Nous sommes finalement allés à l’endroit que nous avions choisi et même le chauffeur est resté surpris du peu de gens sur place. Après avoir payé notre modique droit d’entrée, nous avons entrepris notre longue descente en entendant, au loin, le bruit du ruissellement de l’eau. Quelques minutes plus tard, elle était là, cette chute se déversant bruyamment dans le bassin en contrebas alors qu’à peine cinq ou six personnes étaient sur place pour profiter de ce trésor bien caché. Nous nous sommes baignés quelques minutes avant de reprendre la route.

Voyez une vidéo sur la page Facebook Hugo autour du monde.

Rizières de Tegalalang

Autre arrêt de notre journée sur la route: les rizières en terrasses de Tegalalang.

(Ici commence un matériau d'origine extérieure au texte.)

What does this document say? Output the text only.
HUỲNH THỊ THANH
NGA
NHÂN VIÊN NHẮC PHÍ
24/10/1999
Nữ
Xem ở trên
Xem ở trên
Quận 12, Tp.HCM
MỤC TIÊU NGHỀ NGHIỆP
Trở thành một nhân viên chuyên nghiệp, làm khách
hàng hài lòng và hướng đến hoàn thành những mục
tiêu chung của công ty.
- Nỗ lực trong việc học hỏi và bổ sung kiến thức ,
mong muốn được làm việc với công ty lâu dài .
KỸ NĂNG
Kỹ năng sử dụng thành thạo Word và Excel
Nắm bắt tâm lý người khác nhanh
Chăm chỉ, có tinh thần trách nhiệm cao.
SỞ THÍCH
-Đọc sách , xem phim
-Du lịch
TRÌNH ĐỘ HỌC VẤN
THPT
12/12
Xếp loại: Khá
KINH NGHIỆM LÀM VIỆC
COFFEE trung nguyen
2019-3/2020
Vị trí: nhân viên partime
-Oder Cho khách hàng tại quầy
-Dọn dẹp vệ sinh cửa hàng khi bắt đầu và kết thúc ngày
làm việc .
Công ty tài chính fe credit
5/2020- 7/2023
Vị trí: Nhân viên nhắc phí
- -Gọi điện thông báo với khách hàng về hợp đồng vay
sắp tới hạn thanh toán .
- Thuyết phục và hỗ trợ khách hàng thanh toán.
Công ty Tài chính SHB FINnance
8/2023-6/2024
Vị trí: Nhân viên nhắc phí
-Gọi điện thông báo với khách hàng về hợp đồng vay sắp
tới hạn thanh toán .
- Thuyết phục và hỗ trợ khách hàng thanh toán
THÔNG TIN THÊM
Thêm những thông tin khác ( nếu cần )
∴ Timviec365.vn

Beaucoup moins grandes que celle de Jatiluwih, que nous avons visitées plus tôt cette semaine, ces rizières sont tout de même impressionnantes et méritent qu’on s’y arrête.


Ici, les terrasses sont beaucoup plus abruptes. Un petit sentier balisé par des dalles de béton permet de s’y promener en y descendant jusqu’au fond depuis la route, puis en remontant jusqu’au sommet de l’autre côté. Magnifique panorama!

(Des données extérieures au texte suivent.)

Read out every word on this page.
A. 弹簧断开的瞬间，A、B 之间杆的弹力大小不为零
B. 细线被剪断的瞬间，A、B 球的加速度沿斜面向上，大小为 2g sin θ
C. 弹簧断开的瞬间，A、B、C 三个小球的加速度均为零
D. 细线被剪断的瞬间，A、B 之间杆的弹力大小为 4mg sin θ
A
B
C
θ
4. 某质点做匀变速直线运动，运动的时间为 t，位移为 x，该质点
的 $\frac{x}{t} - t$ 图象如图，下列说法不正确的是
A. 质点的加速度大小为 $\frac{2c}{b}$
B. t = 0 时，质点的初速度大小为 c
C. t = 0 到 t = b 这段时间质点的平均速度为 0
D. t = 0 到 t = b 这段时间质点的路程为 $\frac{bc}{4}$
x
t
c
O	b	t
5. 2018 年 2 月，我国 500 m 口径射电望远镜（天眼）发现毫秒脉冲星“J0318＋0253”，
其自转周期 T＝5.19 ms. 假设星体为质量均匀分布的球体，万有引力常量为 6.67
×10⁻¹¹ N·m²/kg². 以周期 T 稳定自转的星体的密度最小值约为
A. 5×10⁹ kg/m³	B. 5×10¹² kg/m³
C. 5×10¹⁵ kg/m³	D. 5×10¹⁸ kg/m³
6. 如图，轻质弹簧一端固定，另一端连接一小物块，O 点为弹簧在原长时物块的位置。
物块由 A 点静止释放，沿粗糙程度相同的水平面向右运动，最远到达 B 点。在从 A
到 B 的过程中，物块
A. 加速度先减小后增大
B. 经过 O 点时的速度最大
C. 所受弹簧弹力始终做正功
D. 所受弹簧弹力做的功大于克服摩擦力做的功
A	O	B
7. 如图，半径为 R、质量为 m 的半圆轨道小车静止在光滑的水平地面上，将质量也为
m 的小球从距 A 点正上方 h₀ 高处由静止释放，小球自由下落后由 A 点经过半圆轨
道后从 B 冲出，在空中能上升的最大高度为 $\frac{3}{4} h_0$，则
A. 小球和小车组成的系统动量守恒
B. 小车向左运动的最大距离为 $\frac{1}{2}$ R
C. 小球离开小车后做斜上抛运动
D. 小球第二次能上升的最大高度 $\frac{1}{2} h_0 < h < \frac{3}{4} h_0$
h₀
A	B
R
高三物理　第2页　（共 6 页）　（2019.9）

Voyez une vidéo sur la page Facebook Hugo autour du monde.

Lakeview Restaurant

Nous avons finalement terminé notre journée en milieu d’après-midi en dînant dans un restaurant exceptionnel. Nous avons demandé au chauffeur de nous conduire au Lakeview Restaurant qui offre une vue à couper le souffle sur le mont Batur, dont nous avons fait l’ascension en milieu de semaine, de même que sur le majestueux lac Batur.


Dès notre arrivée dans le stationnement, nous avons été séduits par le décor d’une beauté insaisissable. Nous nous sommes ensuite attablés sur la terrasse où nous avons pu manger en admirant la vue qui s’offrait à nous. Ça m’a rappelé des souvenirs de mon voyage au Costa Rica, en 2008, alors que mes amis et moi avions mangé avec vue sur le volcan Arenal dont le cratère laissait sortir des filets de lave. Ça faisait aussi drôle de se dire qu’on avait monté ce volcan et qu’il y a quelques jours, on était à son sommet. Un repas mémorable!

Voyez une vidéo sur la page Facebook Hugo autour du monde.

Rizières en terrasses de Tegalalang:

  • Aucun prix d’entrée, mais on vous demandera un don pour franchir la première guérite. Puis un autre pour faire un autre petit bout. Puis un autre… On plaide pour un tarif fixe!

Chute de Tibumana:

  • Droit d’entrée de 10 000 roupies (moins de 1$ CAN).

Temple Tirta Empul:

  • Droit d’entrée de 15 000 roupies (1,40$ CAN) + don pour le prêt d’un sarong, obligatoire pour la visite.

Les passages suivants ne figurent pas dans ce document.